Ideas viejas, políticos nuevos

Todavía andamos instalados en unos aventurerismos que provienen del siglo XIX o principios del XX, lo que es muy legítimo sino fuera porque estamos en el XXI.

Se ve que la politiquería continúa rehén de una oratoria que no va acorde con estos tiempos y que los tiene entrampados en unos discursos que ya suenan ajados. Como me comenta Andrés, un colega de «El cultural», todavía está instalada en esa vieja retórica del valle y la montaña, de los jacobinos y los girondinos, la derecha y la izquierda, que, aparte de ser anacrónica y recuperar el olor de la naftalina, es una retórica que conjuga mal con los aperturismos de la época.

Todavía andamos instalados en unos aventurerismos que provienen del siglo XIX o principios del XX, lo que es muy legítimo sino fuera porque estamos en el XXI. Mientras la NASA anuncia que ha encontrado agua en la luna y piensa ya en marcarse unas crónicas marcianas, aquí todavía hay mucha señoría y senador enfermo de antigua ideología, que anda muy ensoñado, o asnado, según se mire, con encabezar revoluciones izquierdistas, derechistas y otras tantas postrimerías de igual calado, y lo único que consigue es enturbiar las aguas del diálogo y alejarnos de los propósitos, o sea, de que a todas nos vaya mejor.

Existe un saber, que es el popular, el de los abuelos, que es puro instinto histórico, y que anuncia por dónde discurre la mentalidad líquida del momento. Ahora que nos creíamos más higienizados de prejuicios, menos atávicos y hambreados, y más atildados de modernidad con nuestro europeísmo más o menos reciente, volvemos a caer en un retroceso dialectal. Esto hace ahora que nos encontremos con unos jóvenes diputados que más que provenir de Kurt Cobain o The Strokes, parecen colegas de Bakunin. Lo que tenemos son unos modernos de la política que suenan muy carcas, arañan un horizonte bajo y viajan estrechos de tolerancia, lo que es puro antagonismo con la centuria que toca. Se les escucha y los padres de la Transición parecen Barack Obama a su lado.

Ahora hemos vuelto a repartir carnés, a dividir el país entre los míos y los otros, los que están conmigo y los que están contra mí, que es el remoto frentismo hispano, que es justamente contra lo que nos había advertido la Historia y Goya.

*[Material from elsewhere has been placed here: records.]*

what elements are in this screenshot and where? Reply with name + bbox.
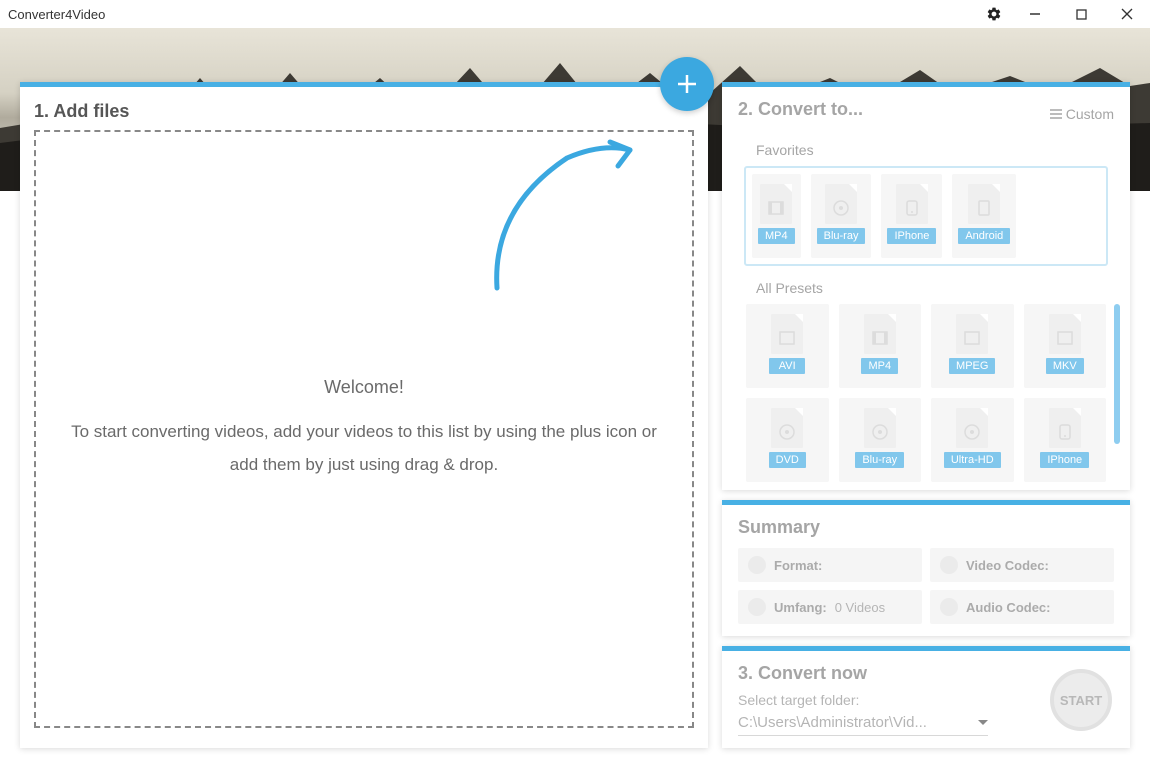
settings-button[interactable]: [976, 0, 1012, 28]
preset-label: MPEG: [949, 358, 995, 374]
preset-scrollbar[interactable]: [1114, 304, 1120, 444]
preset-label: Blu-ray: [855, 452, 904, 468]
start-button[interactable]: START: [1050, 669, 1112, 731]
plus-icon: [674, 71, 700, 97]
fav-preset-bluray[interactable]: Blu-ray: [811, 174, 872, 258]
preset-label: IPhone: [887, 228, 936, 244]
minimize-icon: [1029, 8, 1041, 20]
preset-label: DVD: [769, 452, 806, 468]
preset-label: MKV: [1046, 358, 1084, 374]
summary-audio-codec: Audio Codec:: [930, 590, 1114, 624]
hint-arrow-icon: [482, 138, 652, 298]
custom-label: Custom: [1066, 106, 1114, 122]
all-presets-grid: AVI MP4 MPEG MKV DVD Blu-ray Ultra-HD IP…: [738, 304, 1114, 482]
main-content: 1. Add files Welcome! To start convertin…: [20, 82, 1130, 748]
add-files-panel: 1. Add files Welcome! To start convertin…: [20, 82, 708, 748]
start-label: START: [1060, 693, 1102, 708]
convert-now-section: 3. Convert now Select target folder: C:\…: [722, 646, 1130, 748]
target-folder-dropdown[interactable]: C:\Users\Administrator\Vid...: [738, 714, 988, 736]
window-controls: [976, 0, 1150, 28]
gear-icon: [986, 6, 1002, 22]
preset-ultrahd[interactable]: Ultra-HD: [931, 398, 1014, 482]
summary-umfang: Umfang: 0 Videos: [738, 590, 922, 624]
preset-label: MP4: [758, 228, 795, 244]
summary-title: Summary: [738, 517, 1114, 538]
drop-zone[interactable]: Welcome! To start converting videos, add…: [34, 130, 694, 728]
convert-to-section: 2. Convert to... Custom Favorites MP4 Bl…: [722, 82, 1130, 490]
preset-dvd[interactable]: DVD: [746, 398, 829, 482]
preset-label: Blu-ray: [817, 228, 866, 244]
preset-avi[interactable]: AVI: [746, 304, 829, 388]
preset-label: IPhone: [1040, 452, 1089, 468]
right-panel: 2. Convert to... Custom Favorites MP4 Bl…: [722, 82, 1130, 748]
all-presets-label: All Presets: [756, 280, 1114, 296]
preset-bluray[interactable]: Blu-ray: [839, 398, 922, 482]
preset-iphone[interactable]: IPhone: [1024, 398, 1107, 482]
preset-mpeg[interactable]: MPEG: [931, 304, 1014, 388]
favorites-row: MP4 Blu-ray IPhone Android: [744, 166, 1108, 266]
favorites-label: Favorites: [756, 142, 1114, 158]
convert-to-title: 2. Convert to...: [738, 99, 863, 120]
target-path-text: C:\Users\Administrator\Vid...: [738, 714, 927, 731]
maximize-button[interactable]: [1058, 0, 1104, 28]
minimize-button[interactable]: [1012, 0, 1058, 28]
maximize-icon: [1076, 9, 1087, 20]
close-button[interactable]: [1104, 0, 1150, 28]
fav-preset-mp4[interactable]: MP4: [752, 174, 801, 258]
titlebar: Converter4Video: [0, 0, 1150, 28]
summary-video-codec: Video Codec:: [930, 548, 1114, 582]
chevron-down-icon: [978, 720, 988, 726]
welcome-heading: Welcome!: [324, 377, 404, 398]
menu-icon: [1050, 109, 1062, 119]
close-icon: [1121, 8, 1133, 20]
preset-label: Android: [958, 228, 1010, 244]
preset-label: Ultra-HD: [944, 452, 1001, 468]
preset-mp4[interactable]: MP4: [839, 304, 922, 388]
summary-section: Summary Format: Video Codec: Umfang: 0 V…: [722, 500, 1130, 636]
custom-preset-button[interactable]: Custom: [1050, 106, 1114, 122]
welcome-text: To start converting videos, add your vid…: [56, 416, 672, 481]
fav-preset-iphone[interactable]: IPhone: [881, 174, 942, 258]
fav-preset-android[interactable]: Android: [952, 174, 1016, 258]
preset-label: AVI: [769, 358, 805, 374]
add-file-button[interactable]: [660, 57, 714, 111]
app-title: Converter4Video: [8, 7, 105, 22]
preset-label: MP4: [861, 358, 898, 374]
add-files-title: 1. Add files: [34, 101, 694, 122]
preset-mkv[interactable]: MKV: [1024, 304, 1107, 388]
summary-format: Format:: [738, 548, 922, 582]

Esto de indicar con quién se puede hablar/negociar o no trae unas escorrentías deductivas alucinantes y de muy mal encaje. Se puede leer por ahí un titular de un lumbreras que asegura que Bildu tiene más responsabilidad con los presupuestos que los de la bancada de enfrente, para lo que hay que ir sobrado de machos o inconscientes. Habrá que puntualizarle al figura que no tienen más responsabilidad, sino que se quieren fulminar el Estado y si para eso necesitan pactar con quien sea, pues lo hacen. Lo que viene reclamando la ciudadanía, ya la conocen, esa gente a la que se le pide el voto y luego se deja de escuchar, es que les resuelvan los problemas económicos/sociales, y nada más. Nadie quiere la Revolución Francesa ni volver a los rojos y azules.